Aspectos legais da ART pautam seminário de dois dias no Confea

Um dos palestrantes do evento foi o ministro do STF, Carlos Ayres Britto


Felipe Carvalho, Jorge Silveira, Juares Samaniego e José Gilberto

Com a presença de lideranças do Sistema Confea/Crea e Mútua, como os diretores executivos da Mútua, Jorge Silveira (diretor de Benefícios) e Julio Fialkoski (diretor administrativo), presidentes de Creas e de entidades de classe e coordenadores de Câmaras Especializadas foi aberto na manhã dessa terça-feira (24), na Sede do Confea, em Brasília (DF), o “Seminário Aspectos Legais da ART”.


Nelson Burille, coord. da CCEEST, e Julio Fialkoski

A abertura, feita pelo superintendente do Confea, José Gilberto de Campos, pelo diretor de benefícios da Mútua, Jorge Silveira, pelo coordenador-adjunto do Colégio de Presidentes, o presidente do Crea-MT Juares Samaniego, e pelo procurador do Confea, Felipe Carvalho, já mostrou qual deverá ser tônica de todo o seminário, com discussões primordialmente técnicas e análises da realidade vivida pelo Sistema Confea/Crea e Mútua. Jorge Silveira, diretor da Mútua e ex-presidente do Crea-SE, afirmou que este debate é algo que há muito tempo tem sido aguardado. “Esse é o momento que sempre esperamos, pois a ART é um assunto que está na ordem do dia dos Creas. Espero que as discussões desse seminário nos subsidiem de argumentos para que possamos levar para os profissionais a real importância da ART e da sustentabilidade do Sistema”, disse o diretor da Mútua.

Juares Samaniego também destacou a relevância do encontro, comentando que “nunca é tarde”, ao afirmar que o tema ART precisa ser amplamente analisado. “Essa é a sustentabilidade do Sistema, é algo que afeta todos. Se a ART vir a ser julgada inconstitucional ficará inviável o trabalho dos Creas”, ponderou o presidente do Crea-MT, desejando um excelente seminário a todos.
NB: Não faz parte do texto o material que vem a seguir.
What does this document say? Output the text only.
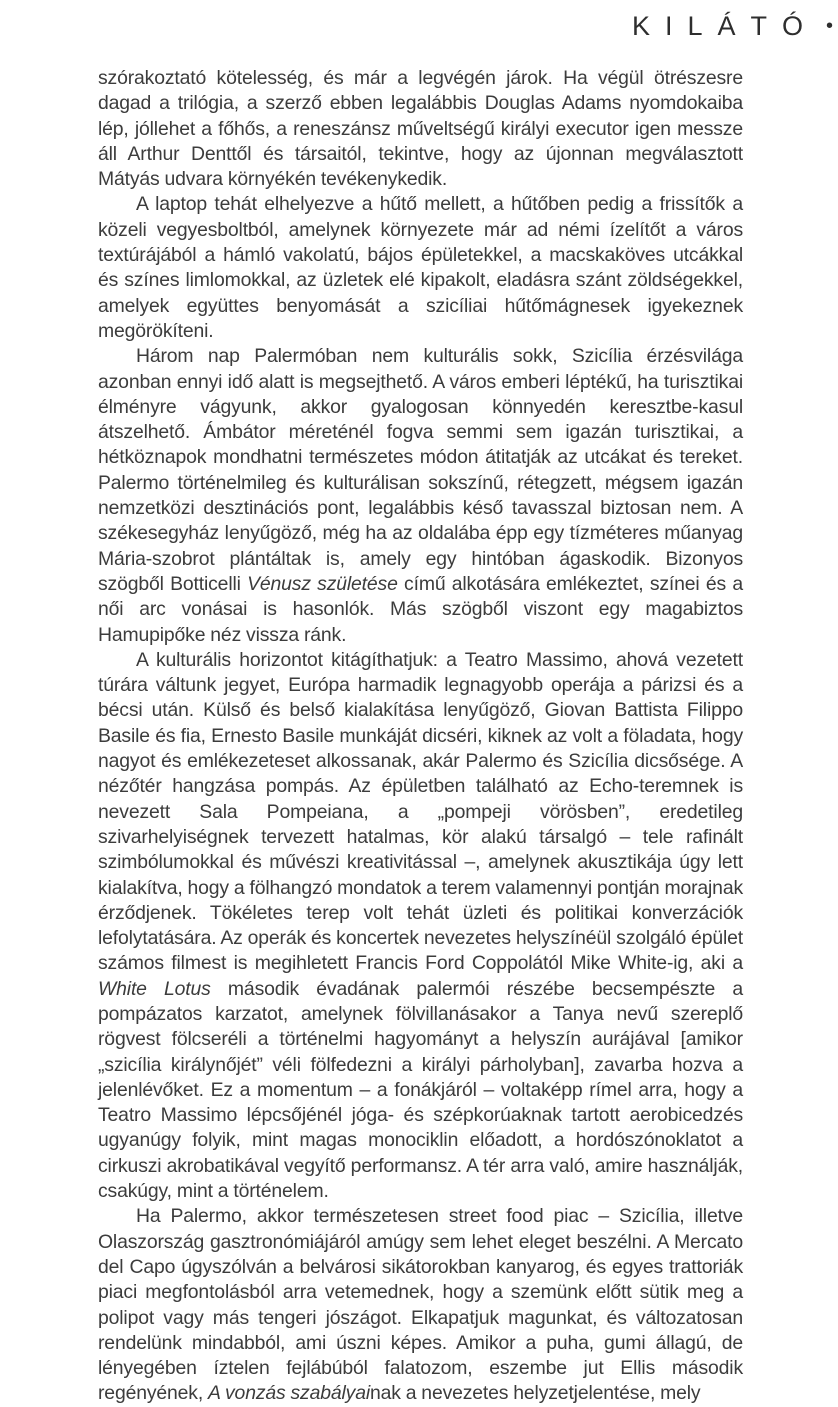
KILÁTÓ •

szórakoztató kötelesség, és már a legvégén járok. Ha végül ötrészesre dagad a trilógia, a szerző ebben legalábbis Douglas Adams nyomdokaiba lép, jóllehet a főhős, a reneszánsz műveltségű királyi executor igen messze áll Arthur Denttől és társaitól, tekintve, hogy az újonnan megválasztott Mátyás udvara környékén tevékenykedik.

A laptop tehát elhelyezve a hűtő mellett, a hűtőben pedig a frissítők a közeli vegyesboltból, amelynek környezete már ad némi ízelítőt a város textúrájából a hámló vakolatú, bájos épületekkel, a macskaköves utcákkal és színes limlomokkal, az üzletek elé kipakolt, eladásra szánt zöldségekkel, amelyek együttes benyomását a szicíliai hűtőmágnesek igyekeznek megörökíteni.

Három nap Palermóban nem kulturális sokk, Szicília érzésvilága azonban ennyi idő alatt is megsejthető. A város emberi léptékű, ha turisztikai élményre vágyunk, akkor gyalogosan könnyedén keresztbe-kasul átszelhető. Ámbátor méreténél fogva semmi sem igazán turisztikai, a hétköznapok mondhatni természetes módon átitatják az utcákat és tereket. Palermo történelmileg és kulturálisan sokszínű, rétegzett, mégsem igazán nemzetközi desztinációs pont, legalábbis késő tavasszal biztosan nem. A székesegyház lenyűgöző, még ha az oldalába épp egy tízméteres műanyag Mária-szobrot plántáltak is, amely egy hintóban ágaskodik. Bizonyos szögből Botticelli Vénusz születése című alkotására emlékeztet, színei és a női arc vonásai is hasonlók. Más szögből viszont egy magabiztos Hamupipőke néz vissza ránk.

A kulturális horizontot kitágíthatjuk: a Teatro Massimo, ahová vezetett túrára váltunk jegyet, Európa harmadik legnagyobb operája a párizsi és a bécsi után. Külső és belső kialakítása lenyűgöző, Giovan Battista Filippo Basile és fia, Ernesto Basile munkáját dicséri, kiknek az volt a föladata, hogy nagyot és emlékezeteset alkossanak, akár Palermo és Szicília dicsősége. A nézőtér hangzása pompás. Az épületben található az Echo-teremnek is nevezett Sala Pompeiana, a „pompeji vörösben”, eredetileg szivarhelyiségnek tervezett hatalmas, kör alakú társalgó – tele rafinált szimbólumokkal és művészi kreativitással –, amelynek akusztikája úgy lett kialakítva, hogy a fölhangzó mondatok a terem valamennyi pontján morajnak érződjenek. Tökéletes terep volt tehát üzleti és politikai konverzációk lefolytatására. Az operák és koncertek nevezetes helyszínéül szolgáló épület számos filmest is megihletett Francis Ford Coppolától Mike White-ig, aki a White Lotus második évadának palermói részébe becsempészte a pompázatos karzatot, amelynek fölvillanásakor a Tanya nevű szereplő rögvest fölcseréli a történelmi hagyományt a helyszín aurájával [amikor „szicília királynőjét” véli fölfedezni a királyi párholyban], zavarba hozva a jelenlévőket. Ez a momentum – a fonákjáról – voltaképp rímel arra, hogy a Teatro Massimo lépcsőjénél jóga- és szépkorúaknak tartott aerobicedzés ugyanúgy folyik, mint magas monociklin előadott, a hordószónoklatot a cirkuszi akrobatikával vegyítő performansz. A tér arra való, amire használják, csakúgy, mint a történelem.

Ha Palermo, akkor természetesen street food piac – Szicília, illetve Olaszország gasztronómiájáról amúgy sem lehet eleget beszélni. A Mercato del Capo úgyszólván a belvárosi sikátorokban kanyarog, és egyes trattoriák piaci megfontolásból arra vetemednek, hogy a szemünk előtt sütik meg a polipot vagy más tengeri jószágot. Elkapatjuk magunkat, és változatosan rendelünk mindabból, ami úszni képes. Amikor a puha, gumi állagú, de lényegében íztelen fejlábúból falatozom, eszembe jut Ellis második regényének, A vonzás szabályainak a nevezetes helyzetjelentése, mely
“Trouxemos os maiores juristas do país nessa área, com intuito de discutirmos esse assunto tão importante que aflige o Sistema. Tenho certeza que com a presença desses especialistas teremos muito conteúdo para tratar do assunto”, salientou José Gilberto.

Participam dos debates inúmeros advogados, entre eles o Gerente Jurídico da Mútua, Carlos Alexandre Paranhos, o assessor jurídico da Mútua, Ricardo de Paula, e a advogada da Caixa de Assistência, Giovana Tonello.


Giovana Tonello, Ricardo de Paula e Carlos Alexandre Paranhos

Palestras

Pontuando os aspectos institucionais e a função basilar do Sistema Confea/Crea e Mútua de proteção da sociedade, o superintendente do Confea, José Gilberto Campos, foi o primeiro a expor suas considerações sobre o tema, ao lado da advogada do Conselho, Sílvia Carolina Camargo, que fez um panorama das ações que tramitam na justiça referentes à ART.


O diretor de Benefícios da Mútua com o ministro Ayres Britto

Na sequência, o Seminário recebeu o ministro do Supremo Tribunal Federal (STF), Carlos Ayres Britto, para dar seu parecer acerca da Anotação de Responsabilidade Técnica. Ayres Britto falou sobre a natureza jurídica dos Conselhos profissionais, que para ele é a primeira premissa que se deve observar no estudo da ART. Afirmando que essas entidades não devem ser entendidas como Autarquias, o ministro foi enfático ao afirmar que “elas são conselhos”. “Se entendermos bem a natureza jurídica dos conselhos, também poderemos entender melhor a natureza jurídica da ART”, completou. Adentrando mais precisamente no escopo da ART, o magistrado também falou das ações que questionam a taxa, citando, inclusive, trechos de uma decisão do TRF da 4ª Região e já expondo sua visão e sua análise sobre a problemática.

A programação do seminário, que vai até o final desta quarta-feira, ainda contempla seis painéis com especialistas em direito tributário, reunião de sistematização de conteúdos e a apresentação de um documento final com as considerações do encontro.